Analysten glauben nicht an Blitzstart an der Börse
Verhaltene Erwartungen an die Postbank

Allzu große Sprünge trauen Analysten und Investmentbanker der Postbank an ihren ersten Tagen an der Börse nicht zu. Mit einem Absturz des Kurses rechnen die Experten allerdings trotz der Turbulenzen rund um den Börsengang auch nicht. „Vermutlich wird sich der Kurs leicht über dem Emissionspreis bewegen“, meint Jürgen Kurz von der Deutschen Schutzvereinigung für Wertpapierbesitz.

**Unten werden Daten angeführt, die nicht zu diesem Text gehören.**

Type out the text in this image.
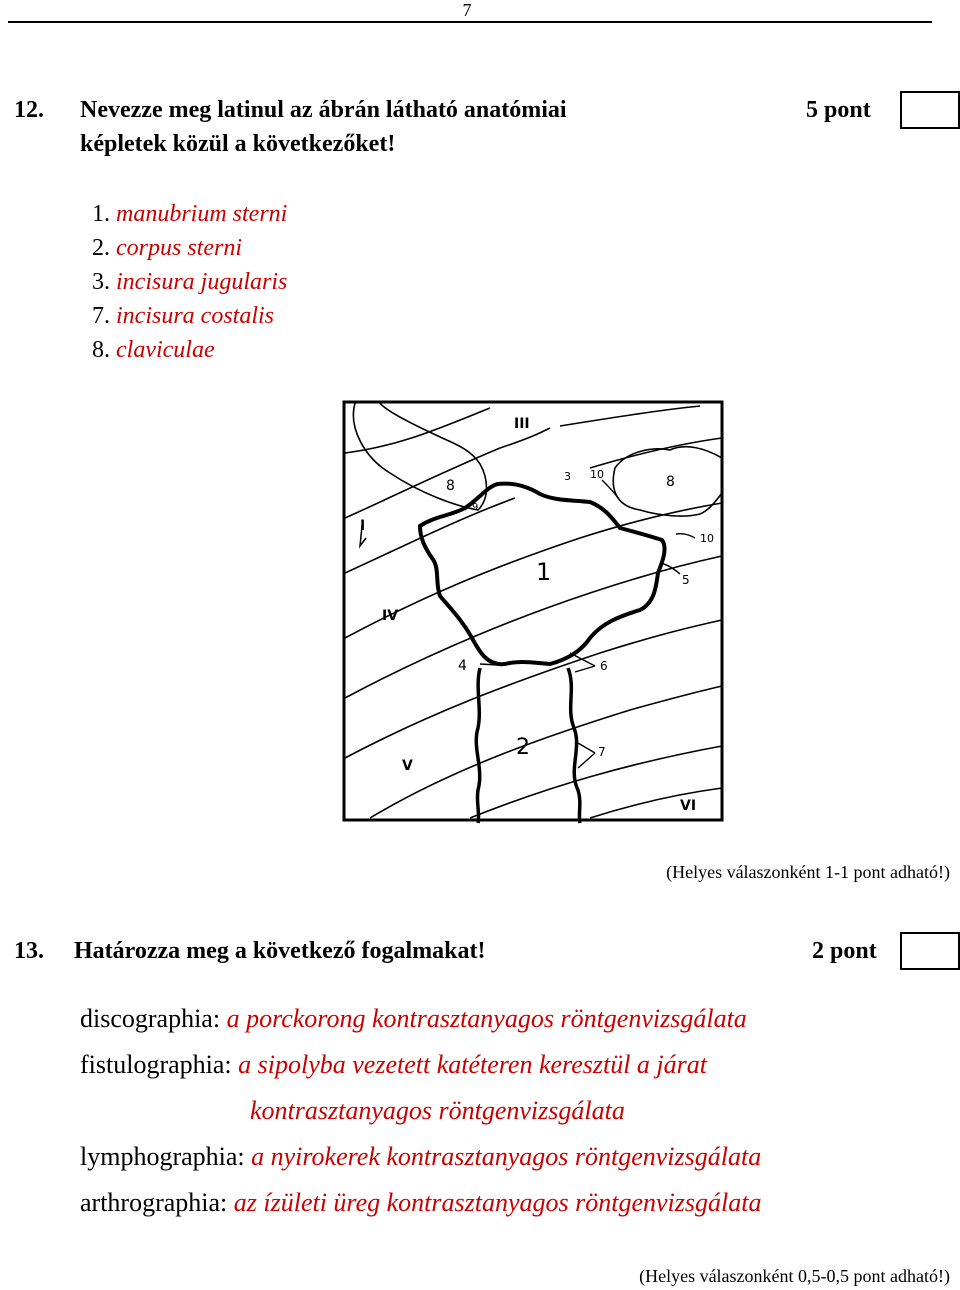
7
12. Nevezze meg latinul az ábrán látható anatómiai
képletek közül a következőket!
5 pont
1. manubrium sterni
2. corpus sterni
3. incisura jugularis
7. incisura costalis
8. claviculae
III
I
IV
V
VI
8	8
3 10
10
9
1	5
4	6
2	7
(Helyes válaszonként 1-1 pont adható!)
13. Határozza meg a következő fogalmakat!	2 pont
discographia: a porckorong kontrasztanyagos röntgenvizsgálata
fistulographia: a sipolyba vezetett katéteren keresztül a járat
kontrasztanyagos röntgenvizsgálata
lymphographia: a nyirokerek kontrasztanyagos röntgenvizsgálata
arthrographia: az ízületi üreg kontrasztanyagos röntgenvizsgálata
(Helyes válaszonként 0,5-0,5 pont adható!)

mm/rob/po FRANKFURT/M. Die Aktien der Postbank werden heute zum ersten Mal an der Börse notiert. Am Dienstagabend setzte der Mutterkonzern, die Deutsche Post, den Ausgabekurs für die rund 55 Mill. Aktien ihrer Finanztochter auf 28,50 Euro fest.

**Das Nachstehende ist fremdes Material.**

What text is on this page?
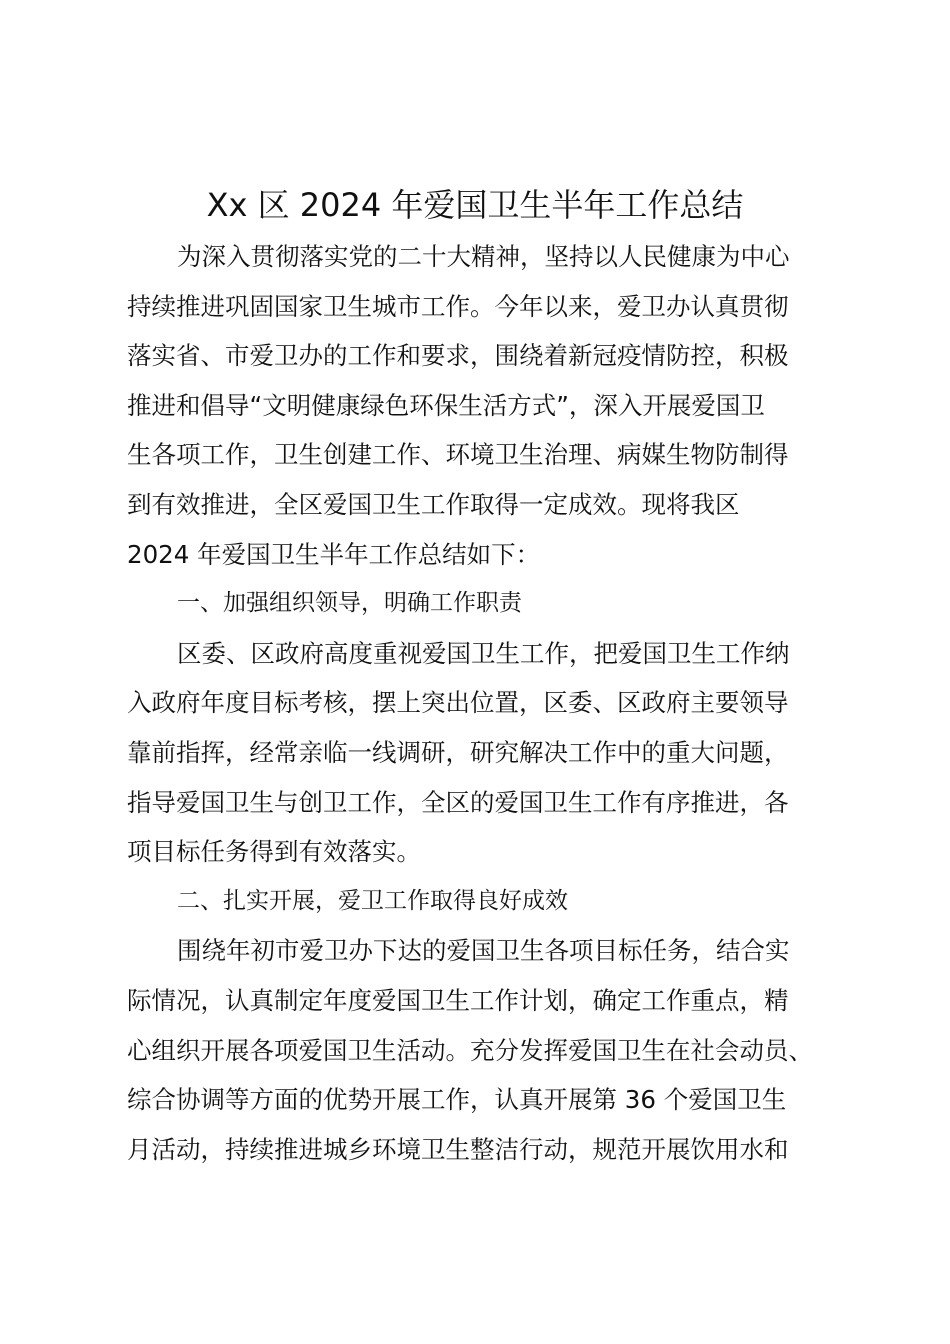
Xx 区 2024 年爱国卫生半年工作总结
为深入贯彻落实党的二十大精神，坚持以人民健康为中心
持续推进巩固国家卫生城市工作。今年以来，爱卫办认真贯彻
落实省、市爱卫办的工作和要求，围绕着新冠疫情防控，积极
推进和倡导“文明健康绿色环保生活方式”，深入开展爱国卫
生各项工作，卫生创建工作、环境卫生治理、病媒生物防制得
到有效推进，全区爱国卫生工作取得一定成效。现将我区
2024 年爱国卫生半年工作总结如下：
一、加强组织领导，明确工作职责
区委、区政府高度重视爱国卫生工作，把爱国卫生工作纳
入政府年度目标考核，摆上突出位置，区委、区政府主要领导
靠前指挥，经常亲临一线调研，研究解决工作中的重大问题，
指导爱国卫生与创卫工作，全区的爱国卫生工作有序推进，各
项目标任务得到有效落实。
二、扎实开展，爱卫工作取得良好成效
围绕年初市爱卫办下达的爱国卫生各项目标任务，结合实
际情况，认真制定年度爱国卫生工作计划，确定工作重点，精
心组织开展各项爱国卫生活动。充分发挥爱国卫生在社会动员、
综合协调等方面的优势开展工作，认真开展第 36 个爱国卫生
月活动，持续推进城乡环境卫生整洁行动，规范开展饮用水和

„Es gibt einige Gründe, die gegen einen furiosen Start sprechen“, meint Analyst Konrad Becker vom Bankhaus Merck Finck. So sei die Postbank nach der Reduzierung des Emissionsvolumens kein Kandidat für den Deutschen Aktienindex (Dax) mehr (siehe „Bulle & Bär“, unten). Damit müssten Fondsmanager, die sich am Dax orientierten, keine Bestände aufbauen. Auch ein mit der Emission befasster Investmentbanker rechnet nicht mit deutlichen Kurssprüngen. „Die Investoren haben uns während der Zeichnungsfrist klar gemacht, dass 31 Euro für die Postbank zu teuer ist. Ich glaube nicht, dass sie ihre Meinung so schnell ändern.“

Wegen der schwachen Nachfrage der Großinvestoren musste die Postbank ihren Börsengang um zwei Tage verschieben und die Preisspanne von 31,50 bis 36,50 Euro auf 28 bis 32 Euro senken. Das Aktienvolumen fällt jetzt um ein Drittel geringer aus. Die meisten großen Fondsgesellschaften hatten von Anfang an einen Emissionspreis von unter 30 Euro gefordert. Mit einem Volumen von rund 1,6 Mrd. Euro ist der Börsengang der Posttochter noch immer die größte Neuemission seit mehr als drei Jahren. Zusätzlich zum Börsengang bringt die Postbank eine Wandelanleihe über 1 Mrd. Euro an den Markt, die innerhalb von drei Jahren in Aktien des Geldhauses getauscht werden kann.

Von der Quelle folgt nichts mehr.